Pained by her boyfriend’s leaving her for her answer, the narrator enters the nearby Museum of Torture to take her mind off of things. What happens next is not what you think. She is not tied down and brutally tortured. No, she is simply shown through the museum, and the kindly, attentive curator describes the exhibits to her. The interactions between the curator and her are some of the easiest, most connected conversation to be found in the whole collection, and the narrator knows it: “He certainly was interested in what I had to say, unlike my boyfriend” (p. 93). This moment of genuine human interaction occurs amidst pain. None of the torture devices are used onscreen, but each is described, and the narrator and reader imagine their implementation. It is horrific. To give just one example, in the curator’s words: “Next we have this leather strap and those pliers. The victim’s wrist was attached to a table with the strap, and the pliers were used to extract the fingernails. Note the unusually delicate tips of the pliers” (p. 90). Yeesh!

But why wander the halls of the museum of torture? Well, the aforementioned connection is part of it, but it’s not the only part. To start with, it must be admitted that, yes, there is something (horribly) amusing about death. As the curator says, “The desires of the human heart know no reason or rules” (p. 90). But even that is not the whole picture, for to say that we encounter death because we are interested in it is to wholly flip the equation. After all, as the narrator knows, “torture was everywhere” (p. 91). This is confirmed by how, throughout her tour of the museum, the narrator hears of devices that the reader has seen in previous stories, albeit in less extreme contexts. Those encounters, too, were torturous. And if pain is all around us, then our choice is not whether to seek it out because it is amusing or to healthily prevent it. Our choice is whether to acknowledge reality or to pretend.

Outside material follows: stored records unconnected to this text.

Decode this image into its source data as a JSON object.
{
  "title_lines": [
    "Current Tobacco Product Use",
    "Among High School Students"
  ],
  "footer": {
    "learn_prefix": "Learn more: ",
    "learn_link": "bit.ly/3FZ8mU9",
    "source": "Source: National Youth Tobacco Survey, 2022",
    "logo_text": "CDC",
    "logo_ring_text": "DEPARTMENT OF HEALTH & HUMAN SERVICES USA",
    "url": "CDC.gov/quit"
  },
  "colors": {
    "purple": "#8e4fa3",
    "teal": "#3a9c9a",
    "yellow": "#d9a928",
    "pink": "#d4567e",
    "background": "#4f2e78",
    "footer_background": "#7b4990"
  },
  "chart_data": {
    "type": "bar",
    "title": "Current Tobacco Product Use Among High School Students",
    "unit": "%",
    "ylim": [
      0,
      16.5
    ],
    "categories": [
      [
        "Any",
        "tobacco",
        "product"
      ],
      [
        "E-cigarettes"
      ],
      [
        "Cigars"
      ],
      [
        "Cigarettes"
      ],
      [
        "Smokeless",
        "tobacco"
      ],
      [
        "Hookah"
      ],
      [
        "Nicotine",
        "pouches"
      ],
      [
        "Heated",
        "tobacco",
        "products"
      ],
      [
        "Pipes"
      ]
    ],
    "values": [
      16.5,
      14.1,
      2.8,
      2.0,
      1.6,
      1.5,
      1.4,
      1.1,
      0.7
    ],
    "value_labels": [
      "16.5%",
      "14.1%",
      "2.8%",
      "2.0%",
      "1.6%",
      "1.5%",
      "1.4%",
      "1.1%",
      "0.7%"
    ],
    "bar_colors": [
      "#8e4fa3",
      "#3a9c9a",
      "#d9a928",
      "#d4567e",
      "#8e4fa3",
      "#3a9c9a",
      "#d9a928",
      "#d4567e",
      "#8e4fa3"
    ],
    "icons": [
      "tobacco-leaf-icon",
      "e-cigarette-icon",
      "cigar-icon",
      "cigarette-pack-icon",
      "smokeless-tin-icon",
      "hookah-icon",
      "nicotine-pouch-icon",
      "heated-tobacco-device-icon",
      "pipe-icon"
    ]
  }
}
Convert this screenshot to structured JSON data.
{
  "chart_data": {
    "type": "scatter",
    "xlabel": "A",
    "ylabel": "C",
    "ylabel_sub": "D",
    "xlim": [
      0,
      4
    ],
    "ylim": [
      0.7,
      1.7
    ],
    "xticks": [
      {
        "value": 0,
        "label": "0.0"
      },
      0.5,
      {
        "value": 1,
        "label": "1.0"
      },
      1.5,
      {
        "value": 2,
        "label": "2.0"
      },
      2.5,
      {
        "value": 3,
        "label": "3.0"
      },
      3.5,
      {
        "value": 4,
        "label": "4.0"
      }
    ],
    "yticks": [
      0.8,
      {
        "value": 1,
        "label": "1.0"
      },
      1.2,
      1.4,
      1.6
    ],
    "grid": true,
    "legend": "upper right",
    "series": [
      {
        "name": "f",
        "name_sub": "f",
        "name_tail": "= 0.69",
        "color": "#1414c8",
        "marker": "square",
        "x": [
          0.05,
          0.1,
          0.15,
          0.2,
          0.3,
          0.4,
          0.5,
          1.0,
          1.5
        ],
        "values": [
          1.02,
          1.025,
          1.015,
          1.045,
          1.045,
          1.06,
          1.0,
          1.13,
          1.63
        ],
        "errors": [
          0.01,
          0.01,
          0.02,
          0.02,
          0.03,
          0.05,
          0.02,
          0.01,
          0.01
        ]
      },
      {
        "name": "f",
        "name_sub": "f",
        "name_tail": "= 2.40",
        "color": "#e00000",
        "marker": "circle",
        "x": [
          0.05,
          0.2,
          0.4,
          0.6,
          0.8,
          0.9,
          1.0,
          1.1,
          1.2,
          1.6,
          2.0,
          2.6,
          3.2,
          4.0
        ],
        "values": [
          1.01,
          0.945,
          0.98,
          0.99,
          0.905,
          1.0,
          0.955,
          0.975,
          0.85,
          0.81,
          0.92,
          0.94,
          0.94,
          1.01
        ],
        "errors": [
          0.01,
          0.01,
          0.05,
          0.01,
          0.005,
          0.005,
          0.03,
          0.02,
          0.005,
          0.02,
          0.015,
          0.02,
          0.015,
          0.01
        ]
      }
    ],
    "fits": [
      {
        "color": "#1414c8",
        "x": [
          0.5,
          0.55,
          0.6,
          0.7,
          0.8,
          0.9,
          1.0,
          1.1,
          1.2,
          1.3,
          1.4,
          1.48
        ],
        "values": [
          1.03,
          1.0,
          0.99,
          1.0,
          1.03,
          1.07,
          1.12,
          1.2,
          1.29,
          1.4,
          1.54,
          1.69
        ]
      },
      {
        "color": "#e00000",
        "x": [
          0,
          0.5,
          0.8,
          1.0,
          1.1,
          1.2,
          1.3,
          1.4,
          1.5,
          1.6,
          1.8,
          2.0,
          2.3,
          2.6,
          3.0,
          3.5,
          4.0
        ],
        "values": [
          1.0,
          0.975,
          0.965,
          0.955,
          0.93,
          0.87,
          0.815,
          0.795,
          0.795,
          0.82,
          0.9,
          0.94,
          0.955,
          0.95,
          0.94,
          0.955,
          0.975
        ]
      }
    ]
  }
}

Ogawa, needless to say, does not pretend. She approaches pain in all its guises, approaches loneliness and vulnerability and murder. Very occasionally, Ogawa does break the slowly woven web with a moment of abrupt violence, or at least the sudden revelation of one. This occurs in “Lab Coats,” where a conversation takes a sudden and drastic shift at its end with the disclosure that one of the participants killed her boyfriend. Though twists like that do shock the reader, they were my least favorite parts of Revenge, because the sudden upset left me less rather than more engaged with the narrator’s perceptions. Thankfully, such sharp turns are rare. Generally, the hurt at the center of each story is only slowly brought out as the narrator tries to go about their life. It comes on stage calmly, gently, until it is, by the end, all that the reader can see or think about.

Though not a speculative fiction author exactly, Ogawa does toy with impossibilities and fantastic metaphors. This can be best seen in “Sewing the Heart,” in which the narrator meets a women with a bizarre defect: her heart is outside of her chest. Just before seeing it for himself, the narrator realizes that he has “never seen a human heart before, and the thought filled me with fear and disgust” (p. 65). The moment of true and very literalized insight into another, though, does not actually leave him disgusted. Rather, he finds it impossibly alluring. He wants to caress her heart. By the end of the story, he wants to possess it. The story, before long, becomes one of the collection’s most troubling. We are too far from one another to ever truly see them, it seems to say, save in the most extraordinary circumstances. But, if we actually could, that might not help matters. It might be only our distance that prevents us from doing even more harm to one another.

No matter how far from each other we may ultimately be, though, writers as skilled as Yoko Ogawa can give us a glimpse behind the curtain of other minds. In the way that it builds and progresses, Revenge is a soft collection filled with pathos. It is also a cutting knife.